И тем не менее - со стороны этого режиссёра, который летом 1947 года отправился именно в Германию, чтобы снять третью часть своеобразной трилогии о войне и её последствиях, как физических, так и душевных (вторым фильмом оказался «Земляк», рассказавший об освобождении Италии американцами), был несомненный вызов, подчёркнутый тем обстоятельством, что поведанное на экране словно увидено не посторонним наблюдателем, а непосредственным участником подчас душераздирающих событий. Разумеется, Роберто Росселлини был способен прочувствовать изнутри комплекс вины немцев за поражение собственной страны и за те ужасные преступления, которые совершил Третий рейх, поскольку сам не хотел бы считаться «плохим итальянцем» и отвечать за деяния пособников Муссолини.
Но вот главным героем избрал ангельски выглядящего 13-летнего подростка (впрочем, кто-то назовёт его типичным белокурым арийцем, лишь из-за своего возраста не успевшим попасть в «гитлерюгенд»), который вынужден любыми способами, нередко противозаконными, помогать в выживании собственной семьи, состоящей из больного престарелого отца, старшей сестры и брата, верно служившего в вермахте до самого конца, а главное - неведомо для себя расплачиваться за грехи почти всей нации. Лента называется «Германия, год нулевой» как будто вопреки хронологии, потому что 1947-й уже нельзя считать таковым. Однако для Росселлини важно отметить, что история поверженной страны начинается с нуля. И эта новая точка отсчёта - своего рода anno domini, как бы исходный год для возникновения иной эпохи.

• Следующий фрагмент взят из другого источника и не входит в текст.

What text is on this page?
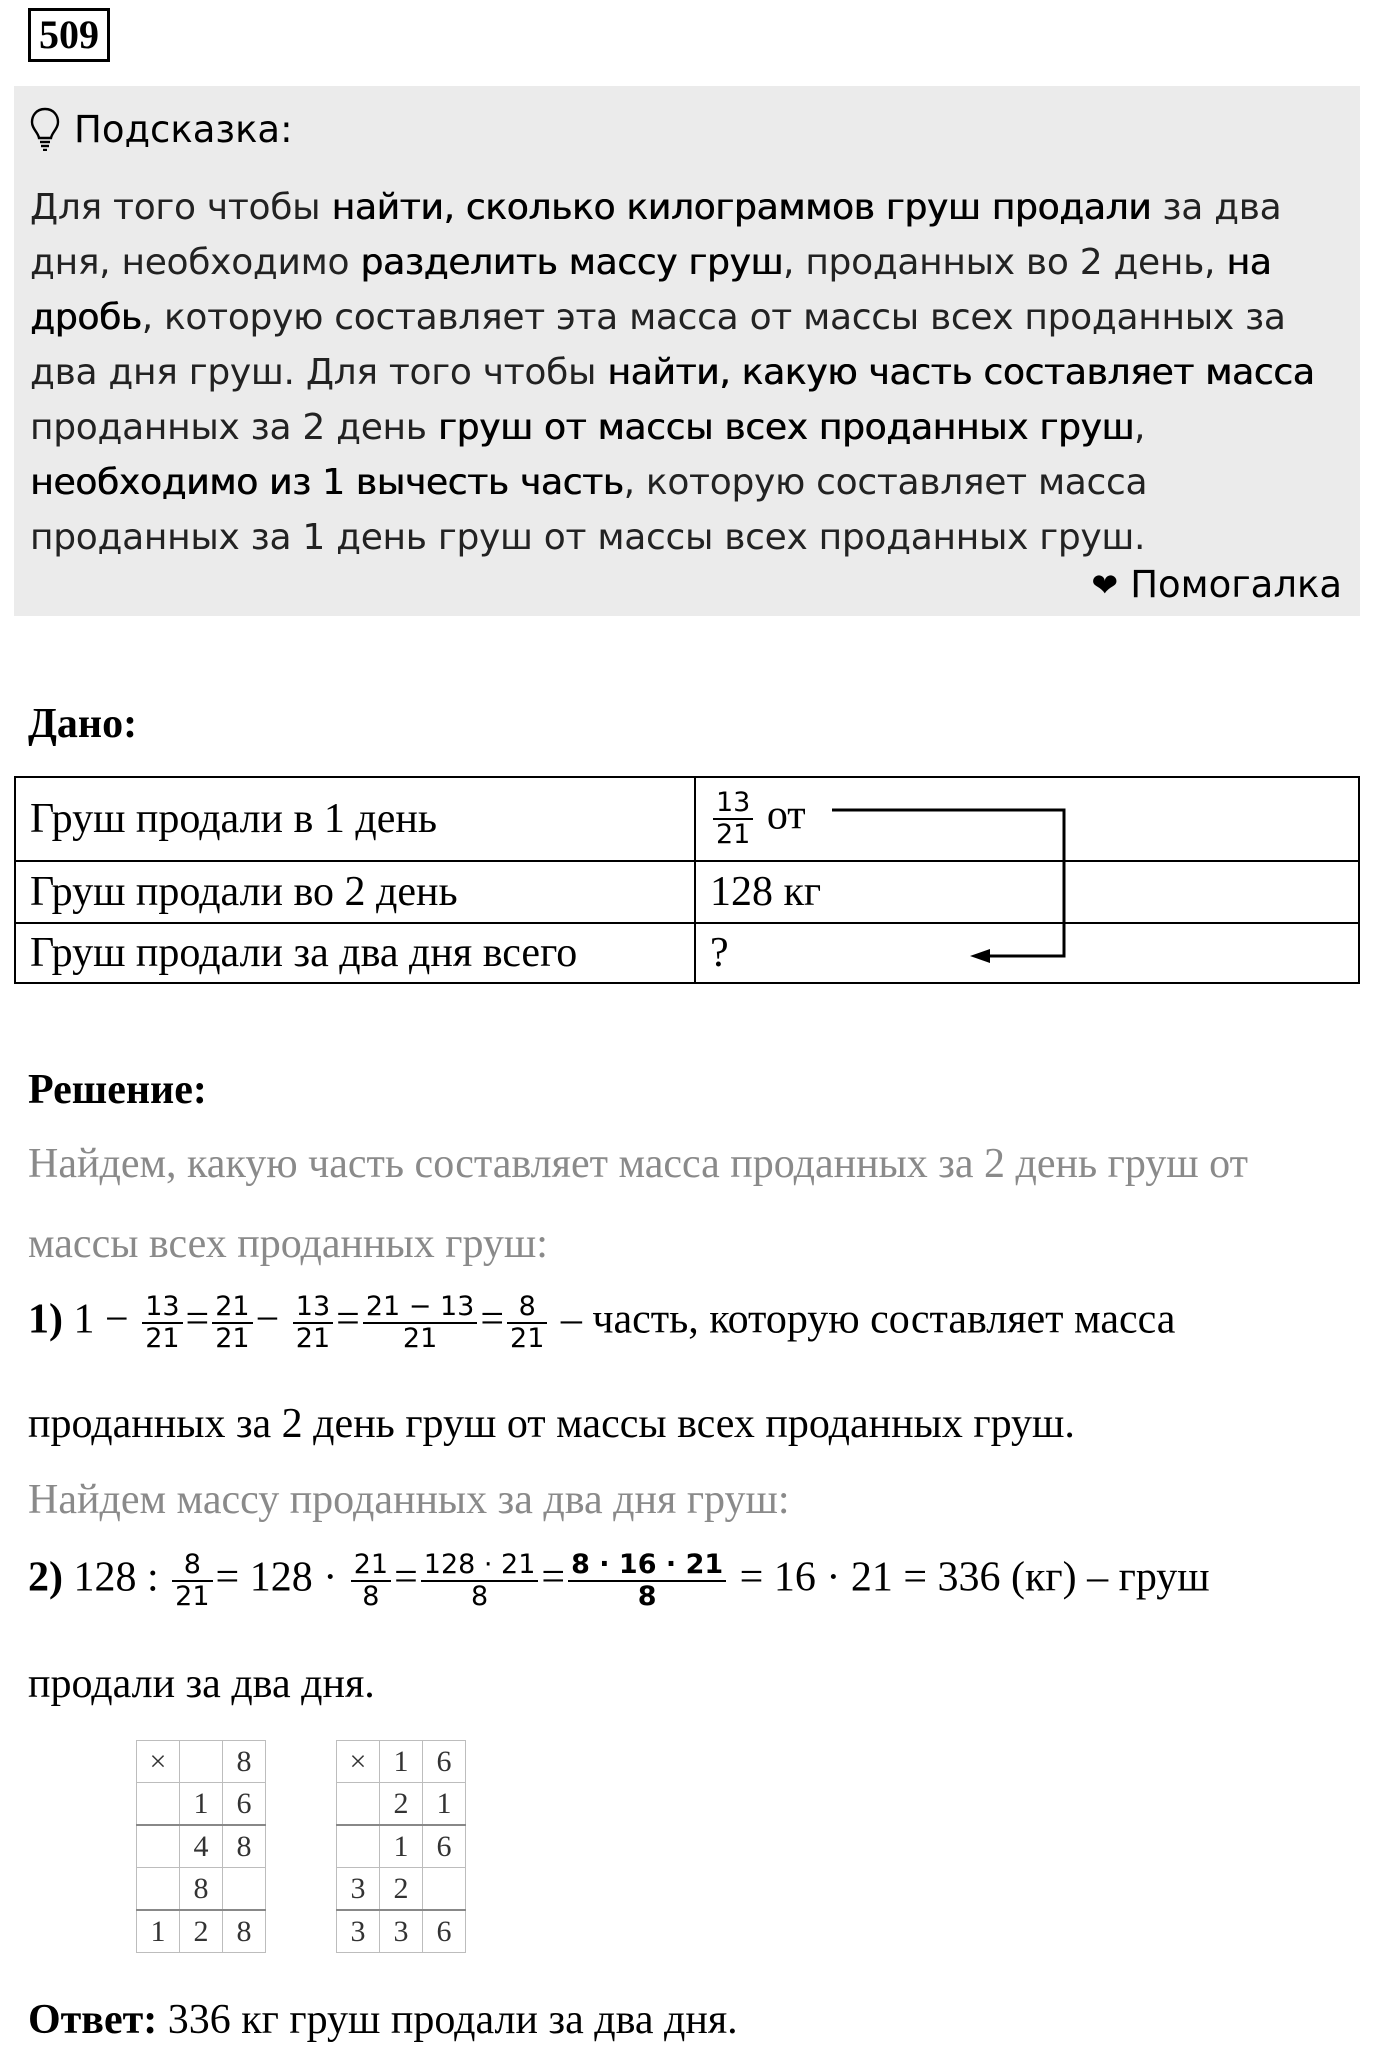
509
Подсказка:
Для того чтобы найти, сколько килограммов груш продали за два дня, необходимо разделить массу груш, проданных во 2 день, на дробь, которую составляет эта масса от массы всех проданных за два дня груш. Для того чтобы найти, какую часть составляет масса проданных за 2 день груш от массы всех проданных груш, необходимо из 1 вычесть часть, которую составляет масса проданных за 1 день груш от массы всех проданных груш.
❤ Помогалка
Дано:
Груш продали в 1 день	$\frac{13}{21}$ от
Груш продали во 2 день	128 кг
Груш продали за два дня всего	?
Решение:
Найдем, какую часть составляет масса проданных за 2 день груш от
массы всех проданных груш:
1) $1 - \frac{13}{21} = \frac{21}{21} - \frac{13}{21} = \frac{21 - 13}{21} = \frac{8}{21}$ – часть, которую составляет масса
проданных за 2 день груш от массы всех проданных груш.
Найдем массу проданных за два дня груш:
2) 128 : $\frac{8}{21} = 128 \cdot \frac{21}{8} = \frac{128 \cdot 21}{8} = \frac{8 \cdot 16 \cdot 21}{8} = 16 \cdot 21 = 336$ (кг) – груш
продали за два дня.
×		8
	1	6
	4	8
	8	
1	2	8
×	1	6
	2	1
	1	6
3	2	
3	3	6
Ответ: 336 кг груш продали за два дня.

В данном плане следует воспринимать трагически отчаянные поступки юного Эдмунда как мифологически-библейские, чего он сам, конечно же, не в состоянии осознавать. Но его непроизвольные, стихийные, будто подсознательные акты принесения в жертву своего отца и собственного самопожертвования на алтарь будущей человеческой цивилизации, которая должна непременно родиться на развалинах старого преступного мира, несомненно перекликаются с историей обретения христианства. Тем более что христианские мотивы так или иначе присутствовали в прежних работах Роберто Росселлини, да и потом нередко давали о себе знать. Признаваемое предательством опознание Иисуса в Гефсиманском саду одним из его учеников, который после воскресения Христа покончил с собой, фактически является необходимой составной частью выполнения «божественной миссии» ради прихода нового Мессии. И стиль «высокой трагедии», который неотвратимо ощущается в картине «Германия, год нулевой» даже в проездах камеры и в долгом её слежении за фигурой мальчика на берлинских улицах или в полуразрушенных домах, заставляет отнестись ко всему рассказанному не только экзистенциально, но и вполне теологически. Это как «Эдмунд, агнец Божий», поскольку дальше у Росселлини последует «Франциск, менестрель Божий».